One is under indictment, the other could be in a Biden administration

By David North on July 2, 2020

Immigration news does not consist solely of polices and numbers. Sometimes it involves interesting individuals, such as the feud seven years ago between two Obama-era appointees, both at the Department of Homeland Security. Jousting were Alejandro Mayorkas, then head of USCIS, and Charles K. Edwards, then the Acting Inspector General.

Edwards alleged that Mayorkas had bowed to political interests to advance some EB-5 (immigrant investor) applications, which the latter denied. Meanwhile there were a variety of reports about Edwards' misuse of his Acting IG's position, such as this one from TV reporter Jake Tapper.
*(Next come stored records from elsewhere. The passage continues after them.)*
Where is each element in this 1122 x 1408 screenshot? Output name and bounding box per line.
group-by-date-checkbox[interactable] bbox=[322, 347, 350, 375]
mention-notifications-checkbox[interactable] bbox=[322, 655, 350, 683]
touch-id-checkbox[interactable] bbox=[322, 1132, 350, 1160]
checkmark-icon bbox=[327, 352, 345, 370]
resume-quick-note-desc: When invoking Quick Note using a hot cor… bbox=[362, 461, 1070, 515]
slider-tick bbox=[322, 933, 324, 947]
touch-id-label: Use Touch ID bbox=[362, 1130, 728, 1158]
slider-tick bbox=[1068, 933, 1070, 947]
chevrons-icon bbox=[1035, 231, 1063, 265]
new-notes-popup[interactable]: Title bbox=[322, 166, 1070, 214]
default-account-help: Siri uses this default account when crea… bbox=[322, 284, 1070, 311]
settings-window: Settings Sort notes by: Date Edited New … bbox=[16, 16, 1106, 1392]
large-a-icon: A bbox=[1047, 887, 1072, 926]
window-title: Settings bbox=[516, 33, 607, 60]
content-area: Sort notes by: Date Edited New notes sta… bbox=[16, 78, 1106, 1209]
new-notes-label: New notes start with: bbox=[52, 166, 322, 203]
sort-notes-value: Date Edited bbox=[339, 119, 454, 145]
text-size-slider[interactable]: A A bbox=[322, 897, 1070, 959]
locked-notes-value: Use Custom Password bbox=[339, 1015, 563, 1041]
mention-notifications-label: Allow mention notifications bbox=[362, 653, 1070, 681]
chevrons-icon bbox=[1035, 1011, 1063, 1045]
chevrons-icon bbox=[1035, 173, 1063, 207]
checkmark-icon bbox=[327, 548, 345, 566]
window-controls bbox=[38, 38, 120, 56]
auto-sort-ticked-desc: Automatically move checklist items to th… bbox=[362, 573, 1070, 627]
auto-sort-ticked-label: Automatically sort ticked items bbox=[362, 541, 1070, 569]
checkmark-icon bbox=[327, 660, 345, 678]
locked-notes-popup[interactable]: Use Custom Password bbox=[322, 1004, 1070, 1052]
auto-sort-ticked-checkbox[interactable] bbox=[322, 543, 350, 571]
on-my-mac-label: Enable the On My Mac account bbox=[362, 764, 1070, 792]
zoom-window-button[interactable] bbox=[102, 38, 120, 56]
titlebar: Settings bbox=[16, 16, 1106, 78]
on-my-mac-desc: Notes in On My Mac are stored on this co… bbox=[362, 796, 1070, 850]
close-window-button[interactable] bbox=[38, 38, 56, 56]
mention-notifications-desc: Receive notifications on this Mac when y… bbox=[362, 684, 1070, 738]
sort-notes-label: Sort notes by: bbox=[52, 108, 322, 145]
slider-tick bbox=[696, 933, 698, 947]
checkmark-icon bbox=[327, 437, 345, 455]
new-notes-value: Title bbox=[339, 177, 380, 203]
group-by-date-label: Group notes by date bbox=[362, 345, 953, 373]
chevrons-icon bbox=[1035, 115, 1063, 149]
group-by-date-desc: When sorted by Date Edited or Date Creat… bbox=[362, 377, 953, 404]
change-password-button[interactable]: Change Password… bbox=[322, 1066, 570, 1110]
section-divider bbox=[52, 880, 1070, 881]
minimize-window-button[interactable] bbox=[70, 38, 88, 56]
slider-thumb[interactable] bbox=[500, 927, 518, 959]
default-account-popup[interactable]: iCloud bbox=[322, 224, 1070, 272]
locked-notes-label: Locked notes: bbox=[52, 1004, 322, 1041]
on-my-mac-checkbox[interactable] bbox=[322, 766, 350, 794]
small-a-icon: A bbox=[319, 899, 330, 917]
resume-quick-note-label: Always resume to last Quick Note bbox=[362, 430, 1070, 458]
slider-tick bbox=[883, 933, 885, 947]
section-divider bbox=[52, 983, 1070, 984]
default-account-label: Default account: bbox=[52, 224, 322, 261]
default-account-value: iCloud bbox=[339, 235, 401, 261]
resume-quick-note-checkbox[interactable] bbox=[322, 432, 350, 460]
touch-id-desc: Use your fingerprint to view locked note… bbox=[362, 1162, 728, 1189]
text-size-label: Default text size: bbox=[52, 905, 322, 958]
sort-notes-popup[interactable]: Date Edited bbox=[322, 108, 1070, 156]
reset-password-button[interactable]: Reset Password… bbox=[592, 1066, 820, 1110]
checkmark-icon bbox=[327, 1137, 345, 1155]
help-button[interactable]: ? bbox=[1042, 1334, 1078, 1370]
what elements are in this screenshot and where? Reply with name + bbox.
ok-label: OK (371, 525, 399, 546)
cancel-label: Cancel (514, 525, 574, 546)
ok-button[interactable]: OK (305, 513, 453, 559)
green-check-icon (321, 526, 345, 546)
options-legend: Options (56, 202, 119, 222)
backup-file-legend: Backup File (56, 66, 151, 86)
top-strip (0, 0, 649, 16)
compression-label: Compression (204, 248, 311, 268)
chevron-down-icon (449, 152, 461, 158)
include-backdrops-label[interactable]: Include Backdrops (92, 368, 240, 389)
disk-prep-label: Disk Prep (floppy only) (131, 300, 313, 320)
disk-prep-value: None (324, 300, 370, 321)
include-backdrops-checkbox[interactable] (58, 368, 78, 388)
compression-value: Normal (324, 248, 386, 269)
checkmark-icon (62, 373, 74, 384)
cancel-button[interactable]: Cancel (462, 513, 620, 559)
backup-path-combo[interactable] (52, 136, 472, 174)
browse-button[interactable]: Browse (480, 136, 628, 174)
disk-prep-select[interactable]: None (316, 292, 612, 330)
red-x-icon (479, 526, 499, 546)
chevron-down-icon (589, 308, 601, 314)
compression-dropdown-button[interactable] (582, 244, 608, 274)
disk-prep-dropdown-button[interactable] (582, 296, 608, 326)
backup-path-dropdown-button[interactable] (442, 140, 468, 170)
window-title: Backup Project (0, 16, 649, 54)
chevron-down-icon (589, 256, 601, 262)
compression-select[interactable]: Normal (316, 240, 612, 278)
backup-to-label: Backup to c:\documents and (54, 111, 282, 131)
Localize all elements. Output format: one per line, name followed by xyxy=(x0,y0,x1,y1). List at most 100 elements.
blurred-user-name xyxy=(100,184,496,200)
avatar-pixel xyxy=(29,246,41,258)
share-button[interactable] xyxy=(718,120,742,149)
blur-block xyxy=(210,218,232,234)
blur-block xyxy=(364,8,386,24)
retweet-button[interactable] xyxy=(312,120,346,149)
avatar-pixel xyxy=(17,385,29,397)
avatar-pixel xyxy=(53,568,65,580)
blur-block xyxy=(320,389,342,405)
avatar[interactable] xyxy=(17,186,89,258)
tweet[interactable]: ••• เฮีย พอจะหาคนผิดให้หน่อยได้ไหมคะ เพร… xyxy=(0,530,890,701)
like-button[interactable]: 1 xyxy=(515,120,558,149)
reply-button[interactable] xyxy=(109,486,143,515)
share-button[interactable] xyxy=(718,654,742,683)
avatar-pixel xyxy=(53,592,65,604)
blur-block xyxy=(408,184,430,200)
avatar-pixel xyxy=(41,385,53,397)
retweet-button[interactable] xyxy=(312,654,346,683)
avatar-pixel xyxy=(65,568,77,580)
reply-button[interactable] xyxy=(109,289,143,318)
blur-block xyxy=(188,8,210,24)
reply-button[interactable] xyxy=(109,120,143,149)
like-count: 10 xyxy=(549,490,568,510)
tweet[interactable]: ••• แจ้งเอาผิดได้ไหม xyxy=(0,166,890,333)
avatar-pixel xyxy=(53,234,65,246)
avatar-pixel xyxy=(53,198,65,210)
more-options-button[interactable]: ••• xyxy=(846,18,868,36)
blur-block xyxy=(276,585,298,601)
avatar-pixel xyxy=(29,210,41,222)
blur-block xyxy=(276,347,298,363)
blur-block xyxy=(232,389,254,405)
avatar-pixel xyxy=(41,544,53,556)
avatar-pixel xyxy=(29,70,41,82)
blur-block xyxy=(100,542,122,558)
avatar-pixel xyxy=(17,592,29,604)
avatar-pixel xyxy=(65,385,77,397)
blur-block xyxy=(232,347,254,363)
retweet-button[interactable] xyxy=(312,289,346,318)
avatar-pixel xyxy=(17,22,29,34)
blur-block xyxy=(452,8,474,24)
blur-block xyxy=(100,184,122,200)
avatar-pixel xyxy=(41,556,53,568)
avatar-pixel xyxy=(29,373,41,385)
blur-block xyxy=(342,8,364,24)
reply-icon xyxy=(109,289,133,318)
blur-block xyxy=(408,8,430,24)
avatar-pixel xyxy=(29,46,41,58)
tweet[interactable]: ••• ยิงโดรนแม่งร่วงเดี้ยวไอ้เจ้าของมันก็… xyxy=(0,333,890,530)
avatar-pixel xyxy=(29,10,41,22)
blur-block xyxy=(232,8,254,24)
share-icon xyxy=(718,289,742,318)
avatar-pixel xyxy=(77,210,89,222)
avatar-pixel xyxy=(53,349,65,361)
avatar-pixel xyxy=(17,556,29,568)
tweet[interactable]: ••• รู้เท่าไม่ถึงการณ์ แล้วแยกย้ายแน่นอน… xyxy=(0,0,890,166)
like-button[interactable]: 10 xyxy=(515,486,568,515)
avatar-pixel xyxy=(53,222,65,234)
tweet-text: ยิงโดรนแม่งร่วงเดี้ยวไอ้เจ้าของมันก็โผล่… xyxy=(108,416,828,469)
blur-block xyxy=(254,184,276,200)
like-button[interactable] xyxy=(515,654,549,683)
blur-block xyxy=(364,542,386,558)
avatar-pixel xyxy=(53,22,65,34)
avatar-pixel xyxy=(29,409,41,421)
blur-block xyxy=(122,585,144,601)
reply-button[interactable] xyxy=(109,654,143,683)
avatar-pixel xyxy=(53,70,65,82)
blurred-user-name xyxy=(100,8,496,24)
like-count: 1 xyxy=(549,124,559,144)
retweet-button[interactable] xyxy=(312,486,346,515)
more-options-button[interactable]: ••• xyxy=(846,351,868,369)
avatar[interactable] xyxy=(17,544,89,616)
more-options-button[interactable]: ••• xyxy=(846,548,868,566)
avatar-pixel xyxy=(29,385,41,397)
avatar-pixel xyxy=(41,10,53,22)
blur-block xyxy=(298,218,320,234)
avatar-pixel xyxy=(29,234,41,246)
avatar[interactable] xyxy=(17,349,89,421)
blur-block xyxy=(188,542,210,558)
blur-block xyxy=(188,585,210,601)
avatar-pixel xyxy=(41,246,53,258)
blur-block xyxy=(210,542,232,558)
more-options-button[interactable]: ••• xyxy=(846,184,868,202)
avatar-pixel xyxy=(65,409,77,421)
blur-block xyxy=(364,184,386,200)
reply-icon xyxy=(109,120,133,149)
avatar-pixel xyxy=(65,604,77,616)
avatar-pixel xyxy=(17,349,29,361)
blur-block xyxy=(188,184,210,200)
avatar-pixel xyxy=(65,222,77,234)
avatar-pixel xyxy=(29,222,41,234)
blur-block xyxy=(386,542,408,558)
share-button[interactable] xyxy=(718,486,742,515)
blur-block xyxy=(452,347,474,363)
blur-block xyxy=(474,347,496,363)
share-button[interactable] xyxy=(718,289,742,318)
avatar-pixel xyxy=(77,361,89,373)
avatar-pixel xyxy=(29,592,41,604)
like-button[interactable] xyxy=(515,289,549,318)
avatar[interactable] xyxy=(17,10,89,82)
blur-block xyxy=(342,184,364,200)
The intervening years have been kinder to Mayorkas than to Edwards. The controversy about the EB-5 applications went away, Mayorkas was promoted to Deputy Secretary of DHS, and was confirmed by the Senate (four words we rarely see these days), and left the Obama administration before it ended to become a partner at a major D.C. law firm.

Edwards never lost the "Acting" title, and moved to another, less prominent position with the department; then he left it. Earlier this year, he was indicted in federal court for theft of government property and scheming to defraud the government.

During the Obama administration he had been accused of nepotism – he hired his wife and arranged for her to continue to work for the IG's Office while on family business in India –and there were charges that he used his IG staff to help him write his dissertation at a time when he was seeking a Ph.D. from Nova Southeastern University in Florida, which US News and World Report gave a (very low) rating of 246 among American universities.

Edwards' indictment in March, in federal court in the District of Columbia, rested on a different set of charges. He and his indicted colleagues were said to have illicitly taken proprietary software from the DHS IG's Office in an effort to sell an updated version of it to the IG for the Department of Agriculture. Other charges were of wire fraud and aggravated identify theft.

Although little public speculation has been printed about staffing the future Biden administration, were that to happen, Mayorkas' resume would suggest he might be considered for a significant job in either the executive or judicial branches; he once was the youngest U.S. attorney in the country, in California. I have not spoken to either man in years.